Brian Greene monostich
(Not quite a monostich,
(Not quite a monostich,
nor a haiku neither.
It is what it
is.)
Every moment is illuminated,
and every moment remains illuminated.
Every moment is.
-- Brian Greene, The Fabric of
the Cosmos (2004), p. 141
https://en.wikipedia.org/wiki/Everything_Is_Illuminated
~
I have on
occasion fulminated against
“Physics porn” -- the tawdry down-dumbing of physics for a popular audience --
not so much a matter of (necessary) simplification,
as of appealing to their baser, sensationalistic instincts.
Brian Greene does not practice that. The books of his that I
have read (The Elegant Universe, The Fabric of the Cosmos) --
with titles like the Parthenon, elegant but restrained -- are worthy examples
of haute vulgarisation. The matters he treats of are difficult to explain, even to
fellow-physicists (if they work in a different lab, and thus subscribe to a
different groupthink); he does a laudable job of trying. Moreover, the fellow writes really,
really well -- at times even poetically (witness the above).
Nor is the cited haikustich poetry merely.
The idea behind it, appears in the next paragraph in plain prose:
Einstein said that the problem of
The Now worried him
seriously. He explained that the
experience of the Now means
something special for man, something essentially different from the past and
the future, but that this important difference does not and
cannot occur within physics.
Albert Einstein, worrying about The Now |
That is not to suggest that the Now at all resembles a
mathematical instant, as in the calculus and thus in classical physics. Each perceived ‘moment’ of
consciousness presumably corresponds to an integral
over some interval. The ‘density’
being integrated need have no determinate evaluation at a single point of the continuum, any more than
does the Dirac delta. The
psychological present is more of a Nowabouts.
The same point, with a different metaphor:
The practically cognized present is
no knife-edge, but a saddle-back, with a certain breadth of its own on which we sit perched.
-- William James, The Principles
of Psychology (1890), vol. I, p. 609
The present is simply the past’s
ever-moving outer edge.
-- Hendrik Hertzberg in The New
Yorker, 18 Dec 2006, p. 33
~
That the “now”, as such, has no special status in physics,
is unsurprising, since it is relative to each observer. That simultaneity (implicitly dependent thereon: “Both A and B are happening now”) turns out to be untenable, was a
shock introduced by Einstein; eventually you sort of learn to live with it.

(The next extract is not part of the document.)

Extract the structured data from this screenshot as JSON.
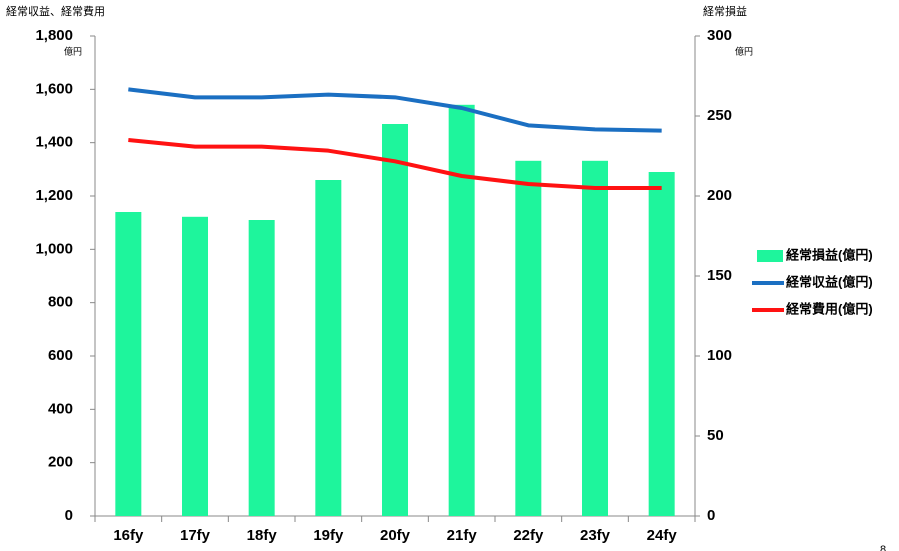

The real scandal is that physics
is likewise agnostic as to any distinction in principle between the future and
the past. And that thesis is cognitively and
theologically abhorrent.
Feynman among others calmly accepted solutions to
equations, whereby certain particles ran backwards in time. At its grandest, as a prominent
mathmatician-cosmologist writes, “the
time-reverse of the universe is
just as much a solution of the dynamical equations” as the one we thought we
lived in (Roger Penrose, The
Road to Reality (2004), p. 729).
For humans, the unidirectionality of time’s arrow is as fundamental as the privileged
status of the Now. America’s
premier 19th-century psychologist, on remembering:
However the associationist may
represent the present ideas as throning and arranging themselves, still, the
spiritualist insists, he has in the end to admit that something, be it brain, be it ‘ideas’, be it ‘association’, knows past time as past, and fills it out with this or that event.
-- William James, The Principles
of Psychology (1890), vol. I, p. 2
eppur’ si muove … |
~
James crops up in the first paragraph of a New York Times
op-ed concerning durée (subjective
time) from 10 May 2015, by Gregory Hickok, a professor of cognitive science:
In 1890, the American psychologist
William James famously likened our
conscious experience to the flow of a stream … the stream … of consciousness.
The professor then puts his predecessor in his place:
Recent research has shown that the ‘stream’
of consciousness is, in fact, an
illusion. We actually perceive the
world in rhythmic pulses rather than as continuous flow.
The cognitive scientist then climbs down a bit from the
claim that this insight is “recent” -- “Some of the first hints of this new
understanding came as early as the 1920s, when physiologists discovered brain
waves.”
One suspects, however, that James would not slap his forehead upon being apprized of this newly-minted insight, since he
cites “the Humian doctrine that our thought is composed of separate independent
parts, and is not a sensibly continuous stream”. (Hume wrote in the eighteenth century.)